There was a social divide in the town where I lived.  I and two other girls lived on the wrong side of the town and got on the bus last.  The other girls were all daughters of professional fathers – a headteacher, an accountant, a research scientist.  Looking back on it I think that their fathers were all graduates, though I didn’t realise that at the time.  I just knew that I was different and so was the house I lived in. 

One of the girls in my class was a thalidomide victim and had half of one arm missing.  She lived in the town where the grammar school was, the market town where my mother had been a health visitor until a year before my birth.  I had never thought about that before – that my mother was a health visitor there.  There was one other thalidomide victim in my school and she became head girl.  The girl in my class was the opposite.  She was very disturbed, angry, aggressive and violent.  She used to cut her arms and pierce her body with a stapler.  She was also a tall, striking girl with an unruly man of dark hair and she was very good at sport.  She had a collection of metal arms that she attached to what she had of her arm.  One arm was a basic metal arm, painted flesh colour.  Another, later, was a more realistic rubber flesh-coloured hand with fingers that bent like Sindy’s legs.  When she played hockey she had a stainless steel rod with a hoop on the end which strapped to her arm and which fitted over the stick.  The same with tennis.  Sometimes, in the summer particularly, when it was hot, her arm would be left bare.

Her arm had other uses too.  It was a powerful weapon.  She retained great strength in her shoulder and so could wield the metal arm like a long truncheon.  I remember a fight in the almost empty Geography room between her and two other girls, the only ones who would ever stand up to her.  Her arm flailed around as the three of them turned over desks and kicked over chairs in a terrifying display of rage.  I felt trapped in the room.

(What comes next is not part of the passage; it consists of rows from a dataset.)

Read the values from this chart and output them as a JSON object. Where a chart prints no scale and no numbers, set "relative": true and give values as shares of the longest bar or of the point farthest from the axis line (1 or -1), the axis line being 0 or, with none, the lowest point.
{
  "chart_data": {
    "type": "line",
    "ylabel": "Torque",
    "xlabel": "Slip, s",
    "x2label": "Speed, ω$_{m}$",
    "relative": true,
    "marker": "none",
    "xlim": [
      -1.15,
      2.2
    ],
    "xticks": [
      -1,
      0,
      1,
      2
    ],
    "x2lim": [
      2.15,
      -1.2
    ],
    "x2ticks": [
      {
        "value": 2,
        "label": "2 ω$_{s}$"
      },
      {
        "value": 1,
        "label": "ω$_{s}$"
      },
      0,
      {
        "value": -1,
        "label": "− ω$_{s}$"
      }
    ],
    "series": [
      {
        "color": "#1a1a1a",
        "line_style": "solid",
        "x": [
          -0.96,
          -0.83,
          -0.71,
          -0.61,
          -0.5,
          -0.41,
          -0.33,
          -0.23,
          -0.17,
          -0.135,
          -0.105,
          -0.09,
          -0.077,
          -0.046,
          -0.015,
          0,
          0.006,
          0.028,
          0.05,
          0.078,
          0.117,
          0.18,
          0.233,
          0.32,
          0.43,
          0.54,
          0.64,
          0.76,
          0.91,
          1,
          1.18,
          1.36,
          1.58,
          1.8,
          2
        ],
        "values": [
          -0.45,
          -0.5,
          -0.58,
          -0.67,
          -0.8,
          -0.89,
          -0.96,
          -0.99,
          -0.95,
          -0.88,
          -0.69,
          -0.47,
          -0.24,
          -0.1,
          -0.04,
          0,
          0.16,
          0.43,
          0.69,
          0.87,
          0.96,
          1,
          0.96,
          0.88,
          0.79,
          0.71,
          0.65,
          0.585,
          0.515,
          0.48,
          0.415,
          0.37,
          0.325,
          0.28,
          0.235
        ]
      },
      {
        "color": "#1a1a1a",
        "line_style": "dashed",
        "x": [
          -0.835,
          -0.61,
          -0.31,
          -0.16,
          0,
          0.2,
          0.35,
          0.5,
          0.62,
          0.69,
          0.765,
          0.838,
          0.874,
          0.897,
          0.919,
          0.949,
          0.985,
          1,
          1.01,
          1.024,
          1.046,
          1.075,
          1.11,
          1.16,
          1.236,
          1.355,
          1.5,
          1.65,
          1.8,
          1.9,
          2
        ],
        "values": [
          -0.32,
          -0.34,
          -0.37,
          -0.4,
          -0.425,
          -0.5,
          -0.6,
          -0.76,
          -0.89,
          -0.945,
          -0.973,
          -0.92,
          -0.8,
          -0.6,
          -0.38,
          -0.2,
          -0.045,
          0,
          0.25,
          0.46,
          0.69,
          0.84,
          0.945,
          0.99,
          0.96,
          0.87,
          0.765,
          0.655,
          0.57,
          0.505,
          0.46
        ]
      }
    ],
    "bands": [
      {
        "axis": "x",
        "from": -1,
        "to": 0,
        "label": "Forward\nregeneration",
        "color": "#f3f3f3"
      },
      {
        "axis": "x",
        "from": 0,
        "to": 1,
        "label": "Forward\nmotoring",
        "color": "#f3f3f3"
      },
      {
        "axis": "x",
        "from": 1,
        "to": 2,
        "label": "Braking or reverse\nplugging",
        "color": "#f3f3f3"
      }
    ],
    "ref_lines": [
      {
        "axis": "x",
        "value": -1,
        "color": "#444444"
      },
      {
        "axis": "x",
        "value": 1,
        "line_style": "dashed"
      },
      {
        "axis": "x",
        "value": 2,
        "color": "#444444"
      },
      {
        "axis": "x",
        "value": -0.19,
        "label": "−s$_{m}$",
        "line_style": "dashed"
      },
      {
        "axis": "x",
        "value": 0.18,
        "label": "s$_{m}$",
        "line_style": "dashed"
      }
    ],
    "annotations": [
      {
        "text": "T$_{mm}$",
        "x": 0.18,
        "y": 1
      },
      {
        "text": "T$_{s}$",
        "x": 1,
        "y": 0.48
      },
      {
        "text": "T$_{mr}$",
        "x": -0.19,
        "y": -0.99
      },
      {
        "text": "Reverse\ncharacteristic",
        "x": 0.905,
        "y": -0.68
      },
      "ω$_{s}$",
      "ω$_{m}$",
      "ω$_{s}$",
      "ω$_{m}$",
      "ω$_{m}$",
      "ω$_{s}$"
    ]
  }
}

I was easy prey.  My aunt was a biology teacher and knew everything.  I overheard her telling my mother that one of her friends had died of an allergic reaction to a wasp sting.  I was too shy to ask any questions.  I just swallowed the information.  At school the thalidomide girl fixed a wasp to the end of her claw and chased me around the school playground with it.  I hated her, but really I was terrified of her and powerless to confort her physical violence.  She worked in an antique shop later on, but I would never go in the shop.

Only two or three years ago I took my daughters to a Halloween sewing class at a quilting shop in another small market town.  She came to the class too with her daughter.  We talked and were nice to each other and I felt proud for her of all that she had achieved and of her lovely, happy daughter.  I can go into the antique shop now.

I paid privately to go and see a skin consultant and he scratched wasp venom into my skin.  I have a framed letter from him confirming that I an not allergic to wasp stings.  I still don’t like them, but I am less afraid and more able to stay in the same room.